Running for public office is not a step anyone should take lightly. Campaigning will be hard on you, your family and your friends. These guidelines should help you as you decide whether or not to run for public office.
1. Why are you interested in running? Are you articulate and well-informed? Are there specific areas where you would work for change? Make a list of all your strengths and why you would be a good candidate for the position. Develop a theme statement that sums up why you want to run.
2. What are the downsides to running and what are your weaknesses? Be realistic and make a list that includes: cost, loss of free time, invasion of privacy, public attacks, etc.

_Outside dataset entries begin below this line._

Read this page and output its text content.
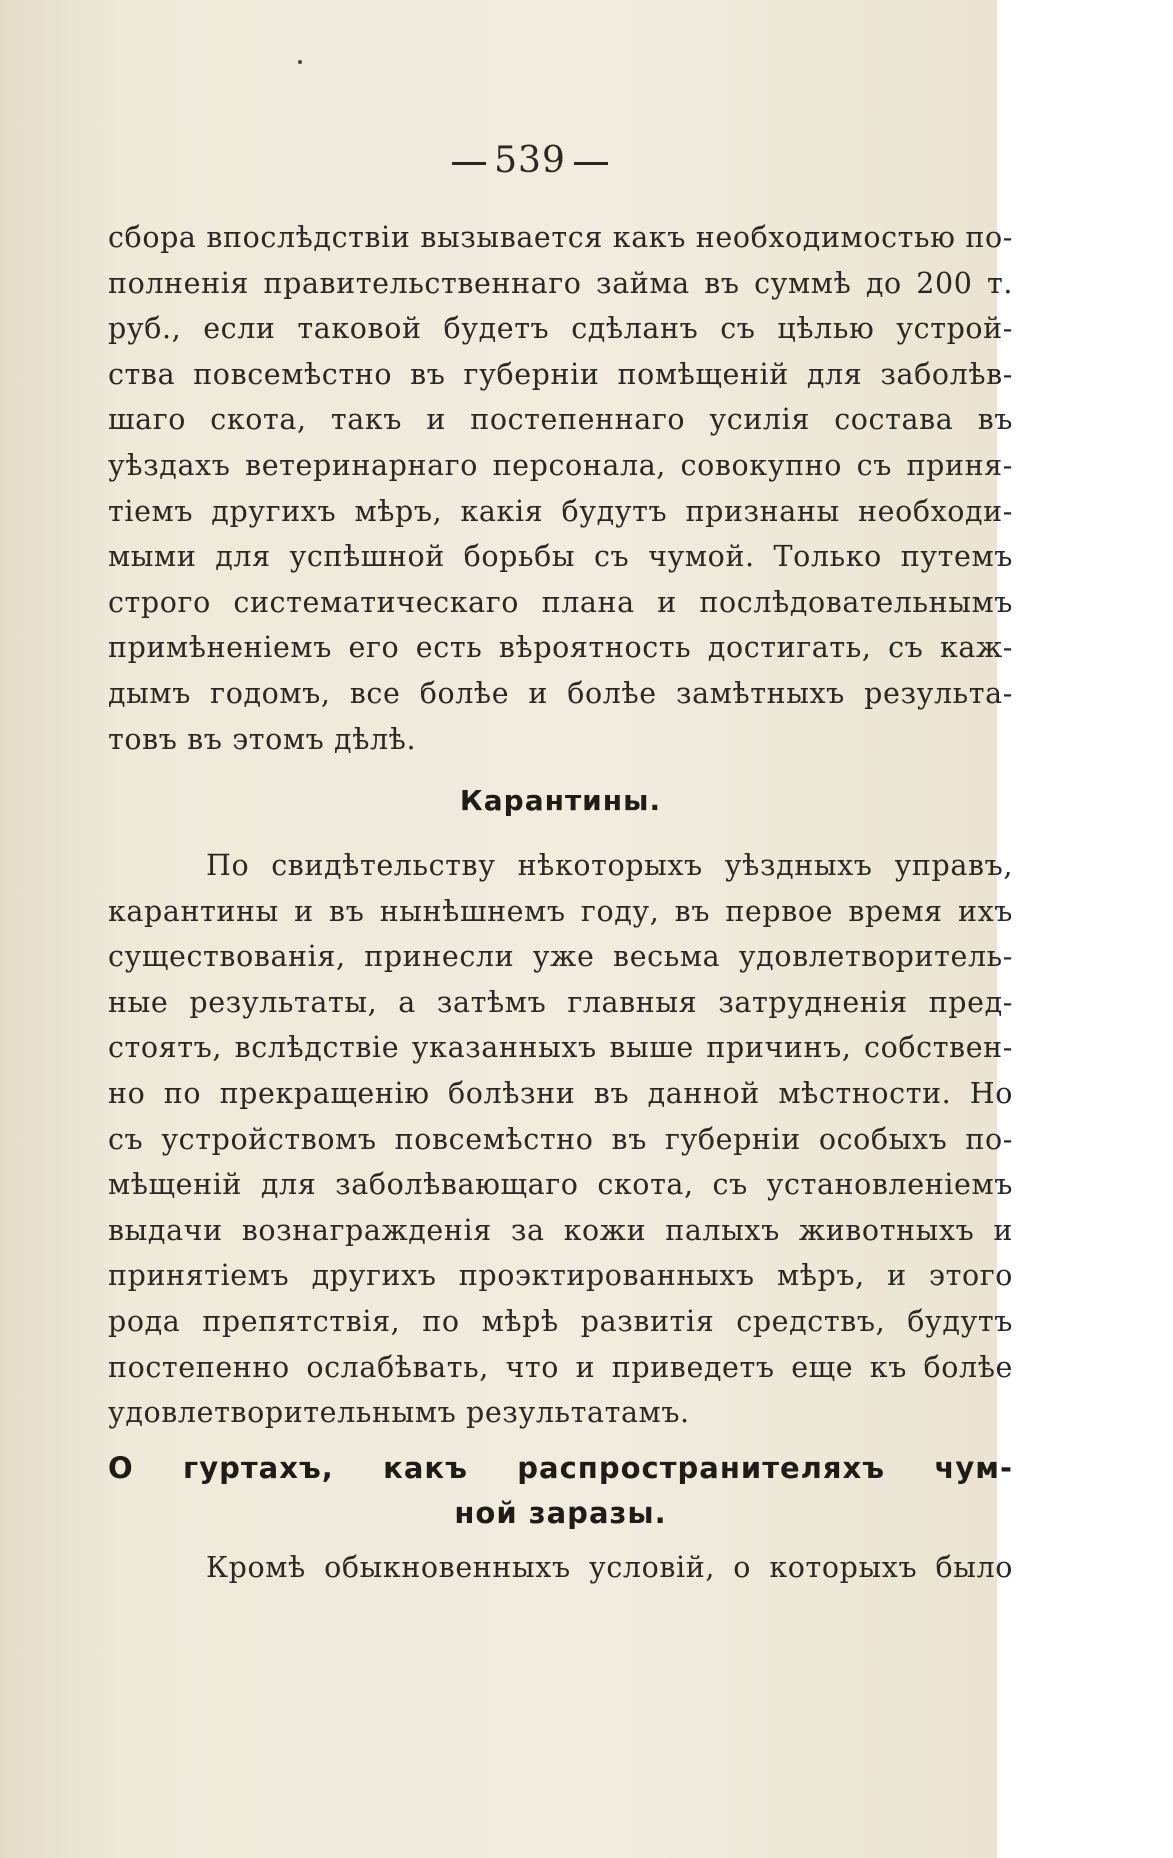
539
сбора впослѣдствіи вызывается какъ необходимостью по-
полненія правительственнаго займа въ суммѣ до 200 т.
руб., если таковой будетъ сдѣланъ съ цѣлью устрой-
ства повсемѣстно въ губерніи помѣщеній для заболѣв-
шаго скота, такъ и постепеннаго усилія состава въ
уѣздахъ ветеринарнаго персонала, совокупно съ приня-
тіемъ другихъ мѣръ, какія будутъ признаны необходи-
мыми для успѣшной борьбы съ чумой. Только путемъ
строго систематическаго плана и послѣдовательнымъ
примѣненіемъ его есть вѣроятность достигать, съ каж-
дымъ годомъ, все болѣе и болѣе замѣтныхъ результа-
товъ въ этомъ дѣлѣ.
Карантины.
По свидѣтельству нѣкоторыхъ уѣздныхъ управъ,
карантины и въ нынѣшнемъ году, въ первое время ихъ
существованія, принесли уже весьма удовлетворитель-
ные результаты, а затѣмъ главныя затрудненія пред-
стоятъ, вслѣдствіе указанныхъ выше причинъ, собствен-
но по прекращенію болѣзни въ данной мѣстности. Но
съ устройствомъ повсемѣстно въ губерніи особыхъ по-
мѣщеній для заболѣвающаго скота, съ установленіемъ
выдачи вознагражденія за кожи палыхъ животныхъ и
принятіемъ другихъ проэктированныхъ мѣръ, и этого
рода препятствія, по мѣрѣ развитія средствъ, будутъ
постепенно ослабѣвать, что и приведетъ еще къ болѣе
удовлетворительнымъ результатамъ.
О гуртахъ, какъ распространителяхъ чум-
ной заразы.
Кромѣ обыкновенныхъ условій, о которыхъ было
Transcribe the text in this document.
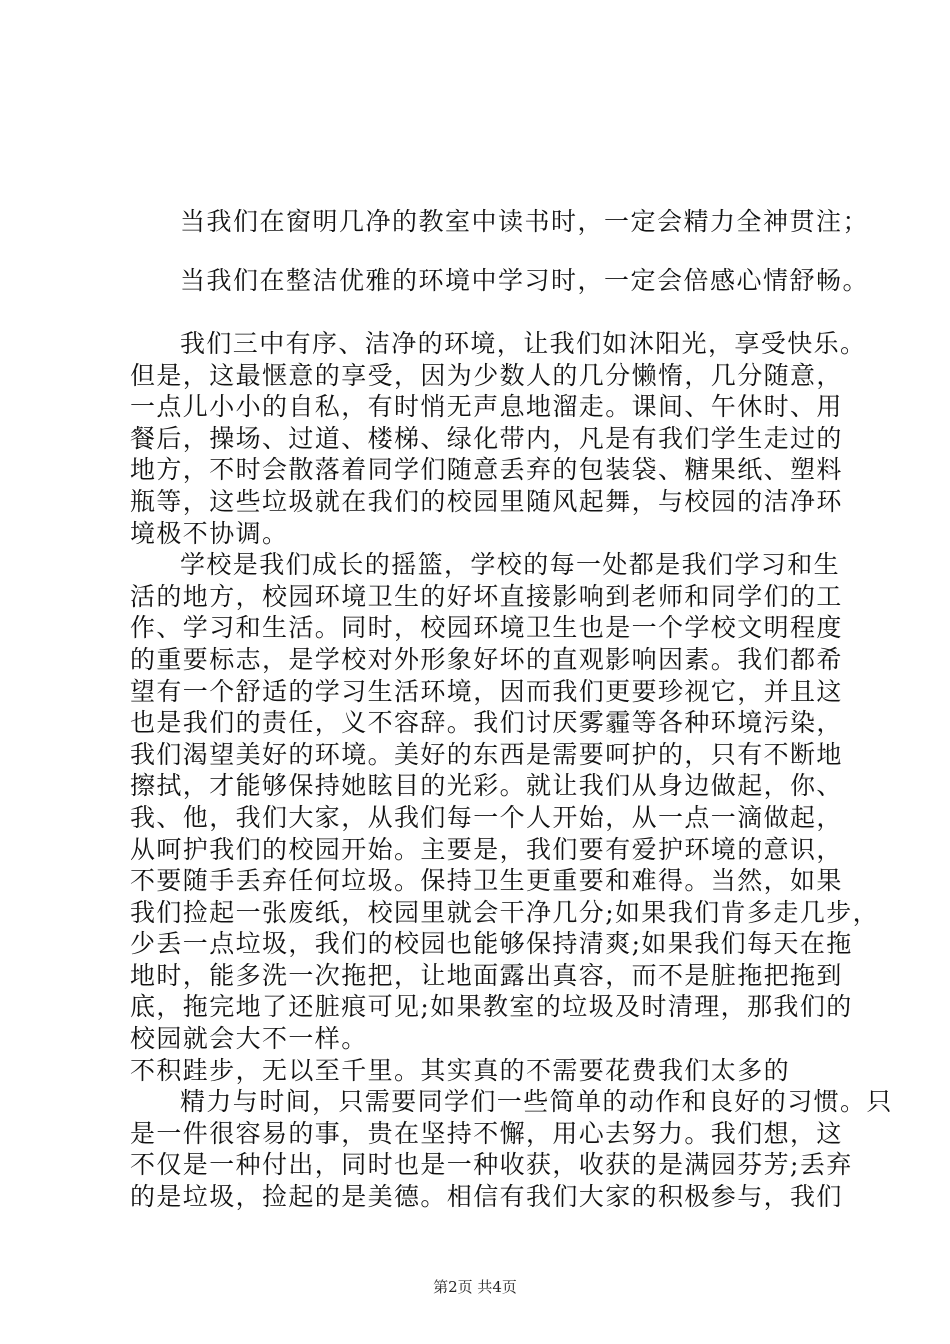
当我们在窗明几净的教室中读书时，一定会精力全神贯注；
当我们在整洁优雅的环境中学习时，一定会倍感心情舒畅。
我们三中有序、洁净的环境，让我们如沐阳光，享受快乐。
但是，这最惬意的享受，因为少数人的几分懒惰，几分随意，
一点儿小小的自私，有时悄无声息地溜走。课间、午休时、用
餐后，操场、过道、楼梯、绿化带内，凡是有我们学生走过的
地方，不时会散落着同学们随意丢弃的包装袋、糖果纸、塑料
瓶等，这些垃圾就在我们的校园里随风起舞，与校园的洁净环
境极不协调。
学校是我们成长的摇篮，学校的每一处都是我们学习和生
活的地方，校园环境卫生的好坏直接影响到老师和同学们的工
作、学习和生活。同时，校园环境卫生也是一个学校文明程度
的重要标志，是学校对外形象好坏的直观影响因素。我们都希
望有一个舒适的学习生活环境，因而我们更要珍视它，并且这
也是我们的责任，义不容辞。我们讨厌雾霾等各种环境污染，
我们渴望美好的环境。美好的东西是需要呵护的，只有不断地
擦拭，才能够保持她眩目的光彩。就让我们从身边做起，你、
我、他，我们大家，从我们每一个人开始，从一点一滴做起，
从呵护我们的校园开始。主要是，我们要有爱护环境的意识，
不要随手丢弃任何垃圾。保持卫生更重要和难得。当然，如果
我们捡起一张废纸，校园里就会干净几分;如果我们肯多走几步，
少丢一点垃圾，我们的校园也能够保持清爽;如果我们每天在拖
地时，能多洗一次拖把，让地面露出真容，而不是脏拖把拖到
底，拖完地了还脏痕可见;如果教室的垃圾及时清理，那我们的
校园就会大不一样。
不积跬步，无以至千里。其实真的不需要花费我们太多的
精力与时间，只需要同学们一些简单的动作和良好的习惯。只
是一件很容易的事，贵在坚持不懈，用心去努力。我们想，这
不仅是一种付出，同时也是一种收获，收获的是满园芬芳;丢弃
的是垃圾，捡起的是美德。相信有我们大家的积极参与，我们
第2页 共4页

3. Does this race offer a good opportunity? If it’s not an open seat, what are the incumbent’s vulnerabilities? If several candidates are running in the primary, what are their strengths and weaknesses? Use all available information to judge your chances of being elected.
4. Are you well-known in your community and within the entire district? Have you dealt with the local media and built a relationship with reporters? You’ll want as much free publicity as possible, since building name recognition from scratch can be very expensive.
5. Do you have other experience in public service? Most successful candidates work their way up from school board or city council to state legislature and then to statewide or national office. If you’re new to politics, are you often asked to take a leadership role in your community? Do your friends and neighbors recognize your ability to get things done or other special skills that can be applied to politics?
6. Do you know party and civic leaders and others you will need to ask for political support? Can you build a network of loyal paid and volunteer staff?
7. Can you raise the necessary funds? Make a list of the first 100 people to solicit for contributions, beginning with your closest family and friends. If you aren’t willing to look each of them in the eye and ask them to give you money, you shouldn’t run for office. Consider non-financial resources, as well.
8. Do you have any baggage in your past that could hurt your chances? Carefully review your financial records and your personal life. Your campaign could be dead in its tracks if you didn’t pay taxes one year, ever hired an undocumented worker or padded your resume. Assume your opponent will find any information that could be used against you, no matter how obscure.
9. Talk with your family and others who would be impacted by your decision. Gradually broaden the circle to include everyone you know who might serve on an exploratory committee. Contact leaders of groups which might support your candidacy.
10. Check with your state or local election officials for information on filing as a candidate. School board candidates in Missouri usually file at the school district office in mid-December. Candidates for mayor and city council can file at city hall.